2003 October 15 - . 01:00 GMT - . Launch Site: Jiuquan. Launch Complex: Jiuquan SLS. LV Family: CZ. Launch Vehicle: Chang Zheng 2F.

  • Shenzhou 5 - . Crew: Yang Liwei. Backup Crew: Zhai Zhigang. Support Crew: Nie Haisheng. Mass: 7,840 kg (17,280 lb). Nation: China. Related Persons: Nie Haisheng, Yang Liwei, Zhai Zhigang. Agency: PLAAF. Manufacturer: CALT. Class: Manned. Type: Manned spacecraft. Flight: Shenzhou 5. Spacecraft: Shenzhou. Duration: 0.89 days. Decay Date: 2003-10-16 . USAF Sat Cat: 28043 . COSPAR: 2003-045A. Apogee: 336 km (208 mi). Perigee: 332 km (206 mi). Inclination: 42.4192 deg. Period: 91.20 min.

    China's first manned spaceflight began with the lift-off of the CZ-2F booster into the clear blue morning sky. All went according to plan and China's first man in space, Yang Liwei, entered an initial 200 km x 343 km orbit ten minutes after launch. The naval vessels standing buy for rescue in the Sea of Japan were called back to port.

    The highly conservative mission plan was for Yang to remain in the Shenzhou re-entry capsule for the entire 21-hour mission, and not to enter the orbital module. He had two rest periods of three hours each, and was scheduled to eat once or twice meals of what was said to be a superior form of Chinese space food. Frequent communications sessions, including colour television links to the spacecraft, were made possible by China's four tracking ships deployed in the oceans of the world.

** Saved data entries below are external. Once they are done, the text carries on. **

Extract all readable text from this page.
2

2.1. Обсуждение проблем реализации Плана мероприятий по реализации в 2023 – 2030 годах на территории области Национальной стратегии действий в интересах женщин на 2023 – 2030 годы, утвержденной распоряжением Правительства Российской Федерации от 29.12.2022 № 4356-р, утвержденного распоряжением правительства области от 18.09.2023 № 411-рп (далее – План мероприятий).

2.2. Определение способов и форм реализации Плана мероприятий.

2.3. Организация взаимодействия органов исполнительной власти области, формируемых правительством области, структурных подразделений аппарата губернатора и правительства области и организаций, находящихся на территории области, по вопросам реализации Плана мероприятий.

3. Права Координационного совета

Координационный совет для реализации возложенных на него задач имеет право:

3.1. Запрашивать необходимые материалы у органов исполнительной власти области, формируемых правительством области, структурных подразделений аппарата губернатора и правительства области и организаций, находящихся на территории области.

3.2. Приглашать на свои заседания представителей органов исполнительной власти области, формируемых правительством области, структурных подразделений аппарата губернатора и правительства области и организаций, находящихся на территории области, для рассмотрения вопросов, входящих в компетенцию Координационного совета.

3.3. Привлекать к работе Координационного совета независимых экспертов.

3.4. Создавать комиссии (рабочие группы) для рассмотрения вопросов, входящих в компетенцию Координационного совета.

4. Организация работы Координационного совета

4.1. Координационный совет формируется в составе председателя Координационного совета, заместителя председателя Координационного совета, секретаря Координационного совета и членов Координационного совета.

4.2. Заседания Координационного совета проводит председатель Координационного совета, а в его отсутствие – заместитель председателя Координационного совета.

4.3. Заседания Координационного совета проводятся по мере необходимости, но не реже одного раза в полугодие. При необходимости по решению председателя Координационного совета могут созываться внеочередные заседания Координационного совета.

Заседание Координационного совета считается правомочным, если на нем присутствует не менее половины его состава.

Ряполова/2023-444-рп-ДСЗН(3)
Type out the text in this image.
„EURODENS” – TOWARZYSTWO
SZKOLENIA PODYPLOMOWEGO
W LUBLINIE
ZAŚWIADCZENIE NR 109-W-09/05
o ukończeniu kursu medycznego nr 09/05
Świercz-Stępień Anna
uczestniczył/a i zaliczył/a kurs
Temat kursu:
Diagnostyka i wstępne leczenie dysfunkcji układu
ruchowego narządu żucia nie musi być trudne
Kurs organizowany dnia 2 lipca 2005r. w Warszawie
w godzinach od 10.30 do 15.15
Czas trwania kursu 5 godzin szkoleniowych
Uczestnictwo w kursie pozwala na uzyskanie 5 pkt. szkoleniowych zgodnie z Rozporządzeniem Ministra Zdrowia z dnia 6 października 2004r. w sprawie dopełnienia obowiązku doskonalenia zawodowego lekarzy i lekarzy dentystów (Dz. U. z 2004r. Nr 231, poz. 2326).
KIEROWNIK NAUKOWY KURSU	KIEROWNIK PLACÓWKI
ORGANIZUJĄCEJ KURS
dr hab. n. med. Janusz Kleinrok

    As the spacecraft was in its 21st orbit, the orbital module separated. It would stay in the 343 km orbit for a planned six-month military imaging reconnaissance mission. Retrofire was commanded via a tracking ship in the Atlantic off the coast of Africa. Shenzhou-5 landed only 4.8 km from the aim-point in Inner Mongolia with the parachute being sighted by the ground recovery forces prior to landing. Yang landed after 21 hours 23 minutes aloft.

Mission Director (GAF)

  • Member since
    November, 2009
  • From: SW Virginia
Posted by Gamera on Monday, October 15, 2018 11:19 AM

Great work everyone!!! It is moving fast enough I'm afraid I'll leave someone out so I'll say great work all around!